Abertura do Hospital de Campanha de São Gonçalo é uma incógnita

Inicialmente prometido para a primeira semana de maio, depois adiada pelo ex-secretário Estadual de Saúde Edmar Santos, para o dia 17, agora a Secretaria de Estado de Saúde informou que o Hospital de Campanha de São Gonçalo deve começar a receber pacientes de forma gradativa nesta quarta-feira (27), e que eles chegarão até a unidade por meio da Central Estadual de Regulação. O atraso da unidade no campo de futebol do Clube Mauá, no bairro Estrela do Norte, não teve o motivo até essa quarta-feira (27) explicado. A SES, em nota, só informou que segue as novas datas que foram dadas como limite para a entrega das unidades de campanha pela Organização Social Iabas.

De acordo com o boletim atualizado da Secretaria Municipal de Saúde, a cidade de registrou mais dez óbitos em decorrência da Covid-19 ontem, chegando a 152 no total. Ao todo, São Gonçalo contabiliza 6.985 casos suspeitos, 1.224 confirmados, 621 descartados, 200 curados, 152 óbitos e 26 mortes sob investigação.

Com tantos adiamentos, algumas autoridades do município dizem que não sabem dizer se será verdade o funcionamento, já que a SES e a contratada Iabas caíram em descrédito com tantas desinformações e falta de consideração com a população. Caso do deputado Estadual, Renam Ferreirinha (PSB). Ele diz que é um absurdo ninguém confirmar nada.

“Estamos na expectativa para saber o que vai acontecer amanhã (hoje). Estamos na luta para abrir novos leitos do SUS, especialmente em São Gonçalo, onde os casos disparam e o Governo do Estado segue sendo investigado por corrupção e transferindo a inauguração do hospital de campanha construído no Clube Mauá. A tenda foi concluída um tempão, mas ainda faltava a chegada dos equipamentos necessários, vindos da China, e também a contratação da equipe de médicos e demais profissionais de saúde”, disse o deputado.

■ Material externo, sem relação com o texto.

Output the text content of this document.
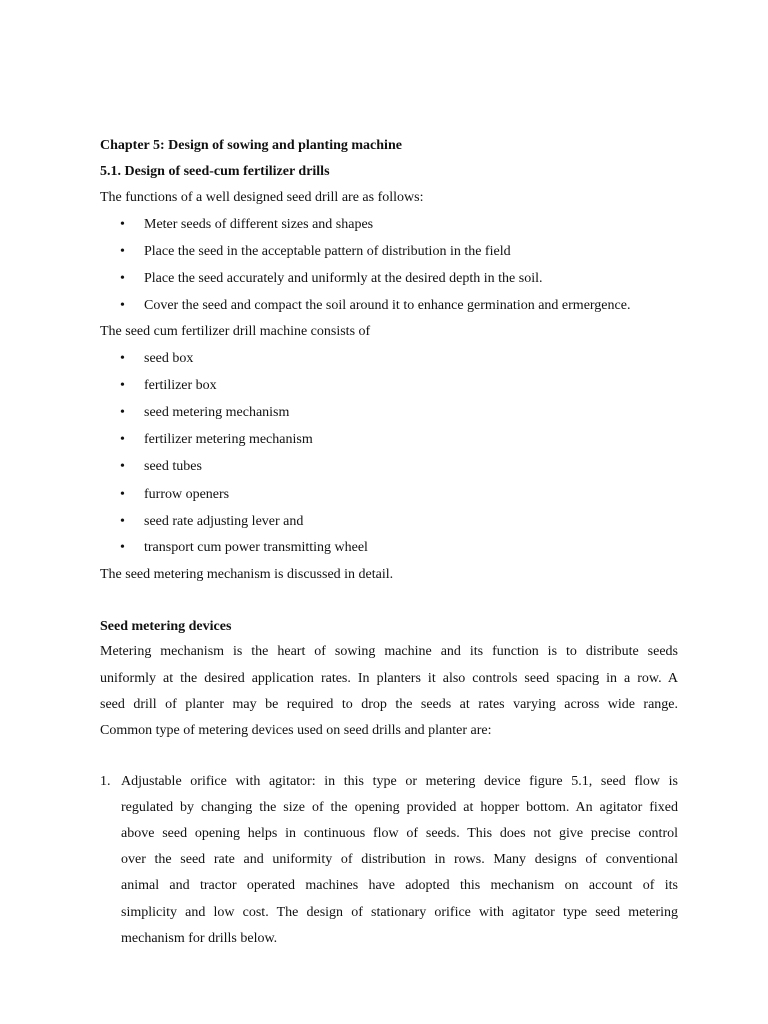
Chapter 5: Design of sowing and planting machine
5.1. Design of seed-cum fertilizer drills
The functions of a well designed seed drill are as follows:
• Meter seeds of different sizes and shapes
• Place the seed in the acceptable pattern of distribution in the field
• Place the seed accurately and uniformly at the desired depth in the soil.
• Cover the seed and compact the soil around it to enhance germination and ermergence.
The seed cum fertilizer drill machine consists of
• seed box
• fertilizer box
• seed metering mechanism
• fertilizer metering mechanism
• seed tubes
• furrow openers
• seed rate adjusting lever and
• transport cum power transmitting wheel
The seed metering mechanism is discussed in detail.
Seed metering devices
Metering mechanism is the heart of sowing machine and its function is to distribute seeds
uniformly at the desired application rates. In planters it also controls seed spacing in a row. A
seed drill of planter may be required to drop the seeds at rates varying across wide range.
Common type of metering devices used on seed drills and planter are:
1. Adjustable orifice with agitator: in this type or metering device figure 5.1, seed flow is
regulated by changing the size of the opening provided at hopper bottom. An agitator fixed
above seed opening helps in continuous flow of seeds. This does not give precise control
over the seed rate and uniformity of distribution in rows. Many designs of conventional
animal and tractor operated machines have adopted this mechanism on account of its
simplicity and low cost. The design of stationary orifice with agitator type seed metering
mechanism for drills below.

A central de regulação do estado não informou quantos pacientes aguardam uma vaga de UTI no sistema de saúde público estadual, que está à beira de um colapso. A esperança para virar o jogo está nos hospitais de campanha. No entanto, na terça-feira (26), segundo a Iabas e a SES, estava prevista a inauguração do hospital só para a imprensa. A princípio seria pela manhã e depois a própria SES disse que seria no início da noite, às 18h, mas o evento foi cancelado por conta da operação Placebo da Polícia Federal.

O Ministério da Saúde definiu regras e financiamento para que os estados e municípios possam implementar hospitais de campanha nas cidades. A orientação é para que as unidades sejam montadas para atender pacientes com sintomas respiratórios de baixa e média complexidade, funcionando como retaguarda clínica para unidades hospitalares permanentes que possuam Unidade de Terapia Intensiva (UTI) e sejam definidas como referência para tratamento da Covid-19.

“O Ministério da Saúde orienta que deve ser utilizada a proporção de 10 leitos de suporte ventilatório pulmonar para cada 40 leitos de internação clínica em Hospital de Campanha. Contudo, o número de leitos de cada hospital temporário poderá variar de acordo com o seu tamanho”, explicou Adriana Teixeira, diretora do Departamento de Atenção Hospitalar, Domiciliar e Urgência (DAHU/MS).

A implantação dos hospitais de campanha será de responsabilidade dos estados, Distrito Federal e municípios. A construção da unidade deve ser uma das estratégias de ampliação e organização da oferta de leitos e deverá fazer parte dos Planos de Contingência elaborados pelos gestores locais. De acordo com as orientações, as unidades temporárias devem ser implantadas em anexo a unidades de saúde hospitalares ou se utilizar de equipamentos urbanos, como estádios de futebol ou centro de convenções, por exemplo.